Este texto marca discussão teórica preliminar realizada para o desenvolvimento do projeto de pesquisa de iniciação científica (PIBIC/UFAL 2023-2024) intitulado “Estruturação, Mercantilização e Espacialização nos Primeiros 10 Anos da Fase Contemporânea da Copa do Nordeste (2013-2022)”.

Aqui, é apresentado o que foi específico do Plano de Trabalho 1, denominado “Estruturação da Fase Contemporânea da Copa do Nordeste (2013-2022) e Elementos Básicos para sua Mercantilização”. Procedemos a leitura e a análise de dois textos: a segunda metade do capítulo de livro “Indústria Cultural e Funções” (Bolaño, 2000) e o artigo “A Frustração dos Sonhos de Celso Furtado: uma Interpretação Crítica do Processo de Desenvolvimento Econômico do Nordeste Brasileiro” (Oliveira; Mattos; Machado, 2020).

 A seguir, apresentamos um texto que integra as ideias dessas obras, seguido pela relação entre elas e a importância do avanço do Plano de Trabalho.

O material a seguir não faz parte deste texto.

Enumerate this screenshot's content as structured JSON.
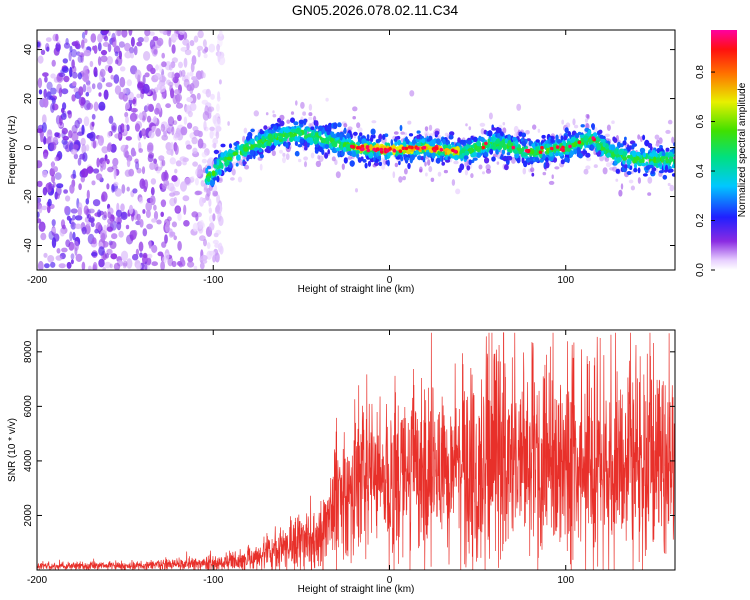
{
  "title": "GN05.2026.078.02.11.C34",
  "chart_data": [
    {
      "type": "heatmap",
      "title": "GN05.2026.078.02.11.C34",
      "xlabel": "Height of straight line (km)",
      "ylabel": "Frequency (Hz)",
      "xlim": [
        -200,
        162
      ],
      "ylim": [
        -50,
        48
      ],
      "xticks": [
        "-200",
        "-100",
        "0",
        "100"
      ],
      "yticks": [
        "40",
        "20",
        "0",
        "-20",
        "-40"
      ],
      "colorbar": {
        "label": "Normalized spectral amplitude",
        "range": [
          0,
          0.97
        ],
        "ticks": [
          "0.0",
          "0.2",
          "0.4",
          "0.6",
          "0.8"
        ]
      },
      "signal_track": {
        "description_points_km_hz": [
          [
            -102,
            -12
          ],
          [
            -95,
            -6
          ],
          [
            -80,
            0
          ],
          [
            -65,
            4
          ],
          [
            -50,
            6
          ],
          [
            -40,
            4
          ],
          [
            -30,
            2
          ],
          [
            -20,
            0
          ],
          [
            0,
            -1
          ],
          [
            20,
            0
          ],
          [
            40,
            -2
          ],
          [
            60,
            2
          ],
          [
            80,
            -2
          ],
          [
            100,
            0
          ],
          [
            115,
            4
          ],
          [
            125,
            -2
          ],
          [
            140,
            -5
          ],
          [
            162,
            -5
          ]
        ],
        "noise_region_km": [
          -200,
          -100
        ]
      }
    },
    {
      "type": "line",
      "xlabel": "Height of straight line (km)",
      "ylabel": "SNR (10 * v/v)",
      "xlim": [
        -200,
        162
      ],
      "ylim": [
        0,
        8800
      ],
      "xticks": [
        "-200",
        "-100",
        "0",
        "100"
      ],
      "yticks": [
        "8000",
        "6000",
        "4000",
        "2000"
      ],
      "series": [
        {
          "name": "SNR",
          "color": "#e8302a",
          "envelope_km_snr": [
            [
              -200,
              150
            ],
            [
              -150,
              150
            ],
            [
              -100,
              250
            ],
            [
              -80,
              400
            ],
            [
              -60,
              800
            ],
            [
              -40,
              1200
            ],
            [
              -30,
              2500
            ],
            [
              -20,
              3000
            ],
            [
              -10,
              3500
            ],
            [
              0,
              3500
            ],
            [
              20,
              3800
            ],
            [
              40,
              4000
            ],
            [
              60,
              4200
            ],
            [
              80,
              4000
            ],
            [
              100,
              4000
            ],
            [
              120,
              4000
            ],
            [
              140,
              4000
            ],
            [
              162,
              4000
            ]
          ],
          "max_value": 8700
        }
      ]
    }
  ]
}
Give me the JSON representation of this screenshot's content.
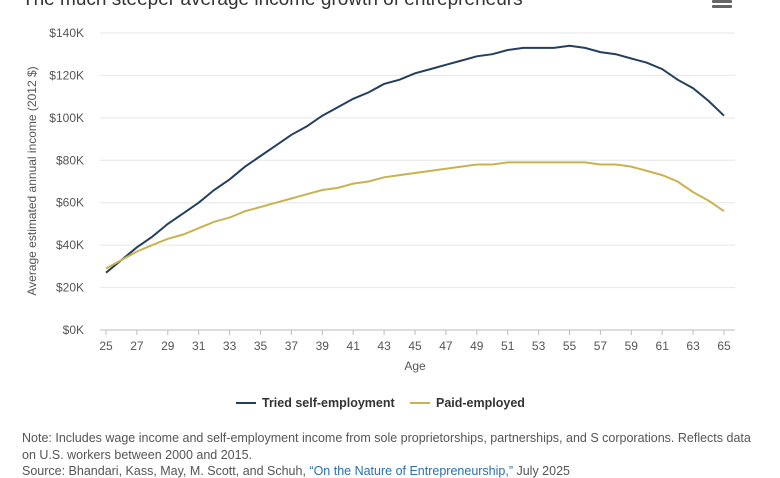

Nosso objetivo é compreender como a estruturação, mercantilização e espacialização se manifestam no contexto futebolístico a partir do caso da Copa do Nordeste

A função publicidade e o caso do futebol

Inicialmente, ao mergulharmos no contexto estrutural delineado pelo primeiro texto, “Indústria Cultural e Funções”, notamos, sobretudo na sua terceira parte, “Informação e capitalismo”, a análise profunda de Bolaño (2000) sobre a intricada influência da publicidade e dos meios de comunicação de massa no tecido econômico e social.

A partir do diálogo com outras autoras e autores, Bolaño (2000) destaca a penetração da campanha de vendas nas operações de produção, algo que também pode ditar critérios e moldar o que deve ser produzido. Importante ressaltar que, embora a publicidade por si só não amplie o número de consumidores, ela tem o poder de influenciar o consumo de diferentes grupos.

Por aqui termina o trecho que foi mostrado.